France: Vols. IX–X. 1876–79.

Vire

Vire

By Gustave Le Vavasseur (1819–1896)

Translated by Henry Wadsworth Longfellow

IT is good to rhyming go

From the valleys of Vire to the valleys of Bures!

For a poet of Normandy the Low

It is good to rhyming go!

One is inspired and all aglow

With the old singers of voice so pure.

It is good to rhyming go

From the valleys of Vire to the valleys of Bures!
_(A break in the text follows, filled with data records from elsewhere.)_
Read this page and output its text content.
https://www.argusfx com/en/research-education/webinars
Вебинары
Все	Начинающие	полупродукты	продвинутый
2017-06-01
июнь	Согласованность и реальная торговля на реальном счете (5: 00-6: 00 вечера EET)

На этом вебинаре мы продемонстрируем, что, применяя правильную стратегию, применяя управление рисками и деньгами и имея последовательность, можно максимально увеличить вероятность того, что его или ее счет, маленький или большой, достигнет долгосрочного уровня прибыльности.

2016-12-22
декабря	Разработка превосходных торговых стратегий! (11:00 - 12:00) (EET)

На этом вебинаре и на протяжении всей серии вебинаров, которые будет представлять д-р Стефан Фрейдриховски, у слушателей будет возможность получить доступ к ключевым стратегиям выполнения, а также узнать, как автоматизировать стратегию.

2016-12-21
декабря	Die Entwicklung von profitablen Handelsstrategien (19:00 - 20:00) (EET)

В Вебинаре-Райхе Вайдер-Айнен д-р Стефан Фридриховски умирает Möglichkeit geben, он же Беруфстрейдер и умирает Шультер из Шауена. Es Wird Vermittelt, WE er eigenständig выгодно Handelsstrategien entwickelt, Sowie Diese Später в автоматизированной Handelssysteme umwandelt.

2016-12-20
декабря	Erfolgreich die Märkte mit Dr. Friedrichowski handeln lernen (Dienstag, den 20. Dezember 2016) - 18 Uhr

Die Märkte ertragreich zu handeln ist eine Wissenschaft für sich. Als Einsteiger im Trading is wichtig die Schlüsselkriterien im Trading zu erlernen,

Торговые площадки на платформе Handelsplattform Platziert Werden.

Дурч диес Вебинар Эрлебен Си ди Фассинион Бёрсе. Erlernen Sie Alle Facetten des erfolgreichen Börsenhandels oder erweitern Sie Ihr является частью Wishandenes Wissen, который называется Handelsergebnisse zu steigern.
Do you know one Thomas Sonnet?

He was a medical man of Vire;

And turned very well a roundelay,

Do you know this Thomas Sonnet?

To the sick he used to say,

“Never drink bad wine, my dear!”

Do you know this Thomas Sonnet?

He was a medical man of Vire.

Do you know one Master Le Houx?

He was an advocate of Vire;

The taste of dry and sweet he knew;

Do you know this Master Le Houx?

From the holly boughs his name he drew

Which as tavern-signs one sees appear.

Do you know this Master Le Houx?

He was an advocate of Vire.

Do you know one Master Olivier?

He was an ancient fuller of Vire;

He only fulled his tub they say;

Do you know this Master Olivier?

As to his trade, it was only play;

He knew how to sing and drink and leer;

Do you know this Master Olivier?

He was an ancient fuller of Vire.

Olivier, Le Houx, Le Sonnet

Are Peace, and Tavern, and Poesy;

Every good rhymer knows to-day

Olivier, Le Houx, Le Sonnet.

Dame Reason throws her cap away

If the rhyme well chosen be;

Olivier, Le Houx, Le Sonnet

Are Peace and Tavern and Poesy.

Vire is a delicious place,

Vire is a little Norman town.

’T is not the home of a godlike race,

Vire is a delicious place;

But what gives it its crowning grace

Is the peace that there comes down.

Vire is a delicious place,

Vire is a little Norman town.

There are taverns by the score,

And solid are the drinkers there.

More than in Evreux of yore,

There are taverns by the score.

One sees there empty brains no more,

But empty glasses everywhere.

There are taverns by the score,

And solid are the drinkers there.

’T is the fresh cradle of the Song,

And mother of the Vaudeville:

Lawyers as cupbearers throng,

’T is the fresh cradle of the Song.

The fullers pierce the puncheons strong,

The doctors drink abroad their fill;

’T is the fresh cradle of the Song,

And mother of the Vaudeville.

It is good to rhyming go

From the valleys of Vire to the valleys of Bures!

For a poet of Normandy the Low,

It is good to rhyming go!

One is inspired and all aglow

With the old singers of voice so pure.

It is good to rhyming go

From the valleys of Vire to the valleys of Bures!